Even some solution providers in the same state don't see the tax burden the same way. Take Suazo at Platte River Networks in Colorado, which the CRN analysis ranks No. 24 in taxes and regulations. "It's not really a problem. I don't feel like we're in California or some of the other high-tax areas."

Covalent IT's Fowler, while saying he's "not over-regulated," noted that many Colorado communities where the company operates have their own taxes, license fees and other expenses. That, combined with staff salaries (Colorado is ranked No. 36 for labor costs), has led Fowler to hire a financial controller. "That tells you something, that I have a 10-person company and I have a full-time controller."

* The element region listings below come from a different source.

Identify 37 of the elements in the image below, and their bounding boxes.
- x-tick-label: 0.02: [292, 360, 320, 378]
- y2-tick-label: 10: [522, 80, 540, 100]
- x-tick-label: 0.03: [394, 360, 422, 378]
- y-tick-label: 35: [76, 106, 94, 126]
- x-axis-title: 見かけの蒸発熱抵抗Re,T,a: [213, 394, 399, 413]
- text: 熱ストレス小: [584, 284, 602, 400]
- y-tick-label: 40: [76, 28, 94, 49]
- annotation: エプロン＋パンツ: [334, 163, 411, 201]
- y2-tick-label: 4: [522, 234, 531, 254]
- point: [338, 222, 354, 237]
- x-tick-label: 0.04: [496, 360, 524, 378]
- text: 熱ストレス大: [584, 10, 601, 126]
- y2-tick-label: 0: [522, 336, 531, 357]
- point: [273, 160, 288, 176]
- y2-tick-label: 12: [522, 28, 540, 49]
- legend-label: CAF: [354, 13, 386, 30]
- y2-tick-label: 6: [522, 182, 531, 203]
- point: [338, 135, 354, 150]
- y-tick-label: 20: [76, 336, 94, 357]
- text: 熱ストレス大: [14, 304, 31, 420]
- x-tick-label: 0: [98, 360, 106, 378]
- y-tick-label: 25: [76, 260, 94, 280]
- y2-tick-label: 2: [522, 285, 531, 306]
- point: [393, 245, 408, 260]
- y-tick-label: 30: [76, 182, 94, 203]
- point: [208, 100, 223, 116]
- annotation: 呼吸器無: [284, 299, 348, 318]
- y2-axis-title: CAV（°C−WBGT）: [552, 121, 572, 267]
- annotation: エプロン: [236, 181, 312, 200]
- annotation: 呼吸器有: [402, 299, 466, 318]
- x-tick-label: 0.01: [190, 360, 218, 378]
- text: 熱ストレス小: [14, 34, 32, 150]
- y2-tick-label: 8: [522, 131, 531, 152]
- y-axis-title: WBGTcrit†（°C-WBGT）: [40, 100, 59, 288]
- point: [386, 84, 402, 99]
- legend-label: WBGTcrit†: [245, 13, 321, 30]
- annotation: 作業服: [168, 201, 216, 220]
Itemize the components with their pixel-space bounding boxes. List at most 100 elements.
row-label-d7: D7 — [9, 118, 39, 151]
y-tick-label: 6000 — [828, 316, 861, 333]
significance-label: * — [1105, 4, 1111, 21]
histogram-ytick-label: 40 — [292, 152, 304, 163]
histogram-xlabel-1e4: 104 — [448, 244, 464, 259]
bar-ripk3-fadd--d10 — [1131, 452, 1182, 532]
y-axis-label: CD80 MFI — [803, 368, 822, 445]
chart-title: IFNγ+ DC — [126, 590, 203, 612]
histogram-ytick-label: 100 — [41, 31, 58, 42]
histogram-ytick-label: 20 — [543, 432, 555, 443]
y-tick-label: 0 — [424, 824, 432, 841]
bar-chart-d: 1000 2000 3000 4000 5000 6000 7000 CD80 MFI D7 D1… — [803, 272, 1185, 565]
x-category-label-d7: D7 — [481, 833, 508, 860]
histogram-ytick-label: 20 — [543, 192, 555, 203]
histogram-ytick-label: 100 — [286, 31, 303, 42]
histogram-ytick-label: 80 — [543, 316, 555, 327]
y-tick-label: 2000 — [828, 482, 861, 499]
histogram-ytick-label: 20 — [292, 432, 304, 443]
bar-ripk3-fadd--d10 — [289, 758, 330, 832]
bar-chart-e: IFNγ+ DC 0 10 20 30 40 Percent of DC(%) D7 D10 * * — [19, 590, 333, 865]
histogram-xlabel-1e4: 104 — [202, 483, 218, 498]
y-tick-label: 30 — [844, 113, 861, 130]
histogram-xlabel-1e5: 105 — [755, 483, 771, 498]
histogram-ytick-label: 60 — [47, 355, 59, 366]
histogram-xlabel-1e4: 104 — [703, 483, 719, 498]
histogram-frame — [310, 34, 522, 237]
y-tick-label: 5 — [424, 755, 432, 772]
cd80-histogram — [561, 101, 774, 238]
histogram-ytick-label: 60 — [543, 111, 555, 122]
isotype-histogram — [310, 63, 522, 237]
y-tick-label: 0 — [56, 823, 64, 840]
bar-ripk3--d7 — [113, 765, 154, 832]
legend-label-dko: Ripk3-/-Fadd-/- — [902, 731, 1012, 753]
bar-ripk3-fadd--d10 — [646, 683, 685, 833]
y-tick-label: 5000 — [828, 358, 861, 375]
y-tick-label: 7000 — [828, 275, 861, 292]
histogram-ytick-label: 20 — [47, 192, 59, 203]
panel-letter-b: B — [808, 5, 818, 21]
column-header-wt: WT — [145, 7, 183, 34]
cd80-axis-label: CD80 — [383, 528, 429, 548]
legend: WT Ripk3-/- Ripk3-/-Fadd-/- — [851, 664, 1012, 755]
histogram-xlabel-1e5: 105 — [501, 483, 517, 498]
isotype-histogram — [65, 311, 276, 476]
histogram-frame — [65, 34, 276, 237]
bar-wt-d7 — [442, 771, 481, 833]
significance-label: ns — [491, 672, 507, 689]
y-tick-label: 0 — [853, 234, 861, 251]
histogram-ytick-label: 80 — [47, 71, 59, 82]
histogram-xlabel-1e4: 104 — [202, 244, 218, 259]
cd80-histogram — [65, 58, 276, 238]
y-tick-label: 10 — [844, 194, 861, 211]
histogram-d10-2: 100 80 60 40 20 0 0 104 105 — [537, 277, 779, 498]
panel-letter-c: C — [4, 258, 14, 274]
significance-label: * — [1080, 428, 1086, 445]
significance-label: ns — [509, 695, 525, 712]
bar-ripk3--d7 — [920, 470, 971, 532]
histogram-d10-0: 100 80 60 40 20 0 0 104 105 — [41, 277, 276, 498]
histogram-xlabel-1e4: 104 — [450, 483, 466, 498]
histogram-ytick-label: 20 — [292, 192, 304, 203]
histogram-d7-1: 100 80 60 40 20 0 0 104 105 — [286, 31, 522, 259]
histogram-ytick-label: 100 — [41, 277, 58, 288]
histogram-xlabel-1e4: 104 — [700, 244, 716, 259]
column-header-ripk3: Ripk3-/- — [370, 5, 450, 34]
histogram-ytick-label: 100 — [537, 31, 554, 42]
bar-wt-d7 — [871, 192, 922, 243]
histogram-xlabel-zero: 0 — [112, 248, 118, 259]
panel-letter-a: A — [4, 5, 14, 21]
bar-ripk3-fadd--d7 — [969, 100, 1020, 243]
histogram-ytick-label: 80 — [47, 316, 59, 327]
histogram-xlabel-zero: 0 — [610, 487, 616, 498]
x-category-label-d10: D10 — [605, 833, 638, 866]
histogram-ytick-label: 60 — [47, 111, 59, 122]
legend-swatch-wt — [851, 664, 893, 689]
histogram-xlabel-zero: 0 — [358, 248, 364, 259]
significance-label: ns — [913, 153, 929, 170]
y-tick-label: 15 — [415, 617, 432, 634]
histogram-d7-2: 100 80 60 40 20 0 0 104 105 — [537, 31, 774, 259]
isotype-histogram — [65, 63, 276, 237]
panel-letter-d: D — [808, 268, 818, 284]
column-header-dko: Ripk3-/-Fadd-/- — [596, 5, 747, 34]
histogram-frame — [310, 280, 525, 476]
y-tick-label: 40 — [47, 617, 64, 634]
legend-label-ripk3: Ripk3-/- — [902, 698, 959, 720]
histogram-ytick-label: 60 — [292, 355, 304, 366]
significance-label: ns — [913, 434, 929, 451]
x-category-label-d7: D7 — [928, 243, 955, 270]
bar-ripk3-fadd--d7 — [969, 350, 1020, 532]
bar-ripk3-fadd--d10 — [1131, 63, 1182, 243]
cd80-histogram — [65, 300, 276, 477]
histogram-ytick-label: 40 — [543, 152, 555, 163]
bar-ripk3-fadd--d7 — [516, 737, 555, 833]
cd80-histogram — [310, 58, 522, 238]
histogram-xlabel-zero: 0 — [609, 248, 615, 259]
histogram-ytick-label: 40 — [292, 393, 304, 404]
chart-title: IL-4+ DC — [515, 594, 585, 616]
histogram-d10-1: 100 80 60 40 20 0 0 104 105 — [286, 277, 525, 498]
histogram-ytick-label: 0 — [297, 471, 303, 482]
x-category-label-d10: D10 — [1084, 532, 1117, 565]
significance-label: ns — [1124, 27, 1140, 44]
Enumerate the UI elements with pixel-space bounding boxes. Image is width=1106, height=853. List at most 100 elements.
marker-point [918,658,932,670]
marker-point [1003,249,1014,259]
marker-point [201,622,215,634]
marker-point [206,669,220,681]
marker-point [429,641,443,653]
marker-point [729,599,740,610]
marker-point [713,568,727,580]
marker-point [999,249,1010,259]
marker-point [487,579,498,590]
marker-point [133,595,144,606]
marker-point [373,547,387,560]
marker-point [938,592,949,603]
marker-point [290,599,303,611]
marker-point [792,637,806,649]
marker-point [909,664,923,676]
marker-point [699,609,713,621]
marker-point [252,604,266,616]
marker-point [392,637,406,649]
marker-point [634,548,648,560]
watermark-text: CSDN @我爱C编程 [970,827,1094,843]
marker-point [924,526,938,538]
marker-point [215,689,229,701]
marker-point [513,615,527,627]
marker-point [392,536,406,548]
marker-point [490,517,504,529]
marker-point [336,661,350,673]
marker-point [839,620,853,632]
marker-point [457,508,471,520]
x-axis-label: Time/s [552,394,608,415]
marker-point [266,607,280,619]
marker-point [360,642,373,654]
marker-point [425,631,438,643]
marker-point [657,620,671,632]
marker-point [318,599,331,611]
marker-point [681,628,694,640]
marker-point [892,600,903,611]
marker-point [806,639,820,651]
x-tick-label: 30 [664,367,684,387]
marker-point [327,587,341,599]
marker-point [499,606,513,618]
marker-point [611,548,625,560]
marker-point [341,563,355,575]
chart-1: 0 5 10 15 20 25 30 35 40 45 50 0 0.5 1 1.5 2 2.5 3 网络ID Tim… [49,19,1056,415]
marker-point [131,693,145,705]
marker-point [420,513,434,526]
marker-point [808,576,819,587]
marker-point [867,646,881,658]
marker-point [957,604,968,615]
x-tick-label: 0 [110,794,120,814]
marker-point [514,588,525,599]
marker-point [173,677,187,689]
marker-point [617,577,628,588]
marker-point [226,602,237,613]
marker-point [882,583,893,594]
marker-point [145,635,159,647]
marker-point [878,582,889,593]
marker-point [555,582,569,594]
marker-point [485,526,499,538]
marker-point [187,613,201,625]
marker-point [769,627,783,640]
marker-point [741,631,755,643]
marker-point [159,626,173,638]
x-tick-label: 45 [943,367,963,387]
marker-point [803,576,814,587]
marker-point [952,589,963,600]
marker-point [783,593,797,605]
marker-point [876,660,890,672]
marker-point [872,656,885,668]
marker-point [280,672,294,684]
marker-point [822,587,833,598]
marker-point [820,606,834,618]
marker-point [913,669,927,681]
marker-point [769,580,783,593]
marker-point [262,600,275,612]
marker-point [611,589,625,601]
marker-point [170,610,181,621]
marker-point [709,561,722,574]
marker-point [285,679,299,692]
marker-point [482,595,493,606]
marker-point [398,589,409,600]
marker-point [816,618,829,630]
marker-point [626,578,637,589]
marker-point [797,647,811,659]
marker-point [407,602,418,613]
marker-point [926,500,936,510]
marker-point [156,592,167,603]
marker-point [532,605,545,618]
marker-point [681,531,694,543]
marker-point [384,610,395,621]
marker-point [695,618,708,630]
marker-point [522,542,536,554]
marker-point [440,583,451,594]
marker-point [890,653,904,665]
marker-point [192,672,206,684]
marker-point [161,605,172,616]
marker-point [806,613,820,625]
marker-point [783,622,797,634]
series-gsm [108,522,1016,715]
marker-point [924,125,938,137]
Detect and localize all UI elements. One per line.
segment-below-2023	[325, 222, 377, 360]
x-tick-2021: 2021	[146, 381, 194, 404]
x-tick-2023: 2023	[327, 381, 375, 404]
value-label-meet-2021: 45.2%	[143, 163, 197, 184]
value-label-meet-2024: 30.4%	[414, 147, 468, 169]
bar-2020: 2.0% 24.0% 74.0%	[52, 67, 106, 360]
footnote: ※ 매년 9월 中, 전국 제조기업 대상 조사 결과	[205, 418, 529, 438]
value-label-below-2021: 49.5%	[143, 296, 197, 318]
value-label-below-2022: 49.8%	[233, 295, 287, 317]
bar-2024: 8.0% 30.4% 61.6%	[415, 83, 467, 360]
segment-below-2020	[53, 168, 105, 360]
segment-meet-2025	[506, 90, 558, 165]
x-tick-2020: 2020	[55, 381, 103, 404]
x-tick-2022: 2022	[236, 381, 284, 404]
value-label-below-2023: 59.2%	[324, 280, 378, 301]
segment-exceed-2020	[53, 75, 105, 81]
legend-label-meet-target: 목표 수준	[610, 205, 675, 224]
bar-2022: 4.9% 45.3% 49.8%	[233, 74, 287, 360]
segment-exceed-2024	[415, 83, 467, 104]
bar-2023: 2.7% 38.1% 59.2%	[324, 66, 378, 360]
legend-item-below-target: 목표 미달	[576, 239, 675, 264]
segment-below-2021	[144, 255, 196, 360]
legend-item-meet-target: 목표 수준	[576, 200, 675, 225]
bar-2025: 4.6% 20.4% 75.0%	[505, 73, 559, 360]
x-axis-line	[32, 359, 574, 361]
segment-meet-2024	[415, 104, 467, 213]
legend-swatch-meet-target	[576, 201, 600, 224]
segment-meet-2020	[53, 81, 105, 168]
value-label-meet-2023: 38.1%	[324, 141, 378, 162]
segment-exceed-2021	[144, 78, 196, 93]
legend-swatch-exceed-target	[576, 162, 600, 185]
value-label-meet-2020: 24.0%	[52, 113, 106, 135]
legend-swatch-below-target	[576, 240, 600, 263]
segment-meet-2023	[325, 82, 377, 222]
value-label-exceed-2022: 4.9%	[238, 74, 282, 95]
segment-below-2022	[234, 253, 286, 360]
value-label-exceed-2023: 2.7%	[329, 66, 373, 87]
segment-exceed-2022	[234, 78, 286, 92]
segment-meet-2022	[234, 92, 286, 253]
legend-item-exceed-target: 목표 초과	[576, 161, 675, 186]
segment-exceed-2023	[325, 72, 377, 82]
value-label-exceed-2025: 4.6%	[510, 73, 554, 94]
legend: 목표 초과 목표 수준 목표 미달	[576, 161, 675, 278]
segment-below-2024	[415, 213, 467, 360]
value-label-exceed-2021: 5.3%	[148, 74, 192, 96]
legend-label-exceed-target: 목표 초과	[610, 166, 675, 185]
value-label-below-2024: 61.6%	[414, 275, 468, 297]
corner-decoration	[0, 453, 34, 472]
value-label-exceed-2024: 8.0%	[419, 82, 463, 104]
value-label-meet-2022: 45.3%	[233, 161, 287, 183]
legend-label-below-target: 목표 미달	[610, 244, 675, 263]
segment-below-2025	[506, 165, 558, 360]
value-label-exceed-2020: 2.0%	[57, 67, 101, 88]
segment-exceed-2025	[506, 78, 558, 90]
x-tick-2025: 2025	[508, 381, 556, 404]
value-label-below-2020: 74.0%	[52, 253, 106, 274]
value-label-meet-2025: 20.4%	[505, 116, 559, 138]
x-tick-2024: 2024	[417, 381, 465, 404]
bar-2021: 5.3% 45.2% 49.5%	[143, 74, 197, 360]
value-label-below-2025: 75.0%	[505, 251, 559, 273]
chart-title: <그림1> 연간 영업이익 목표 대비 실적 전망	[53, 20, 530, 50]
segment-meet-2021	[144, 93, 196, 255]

And then there's the dustup over Massachusetts' newly imposed software services tax, one of only four states that impose such a tax (the others being Hawaii, New Mexico and South Dakota).

"I'm not very happy about it," said Iuvo Technologies' Beilman. "It's more administrative steps we have to follow. And I think it's bad for business. Our customers have limited IT budgets."

But is it enough for a solution provider to consider moving elsewhere?

Maybe, if you ask Delcie Bean, founder and CEO of Paragus Strategic IT, a Hadley, Mass.-based solution provider. Bean recently started a second company, Waterdog Technologies, an IT distributor, and is considering yet another startup.

Paragus is closely tied to its customers in surrounding cities and towns and isn't going anywhere. But because of the new software services tax Bean is seriously considering moving Waterdog to another state and starting his third venture outside Massachusetts as well.

"It definitely gives you pause," he said of the hassles and expense created by the new tax. "When you're starting a company, you're trying to get to profit as quickly as possible."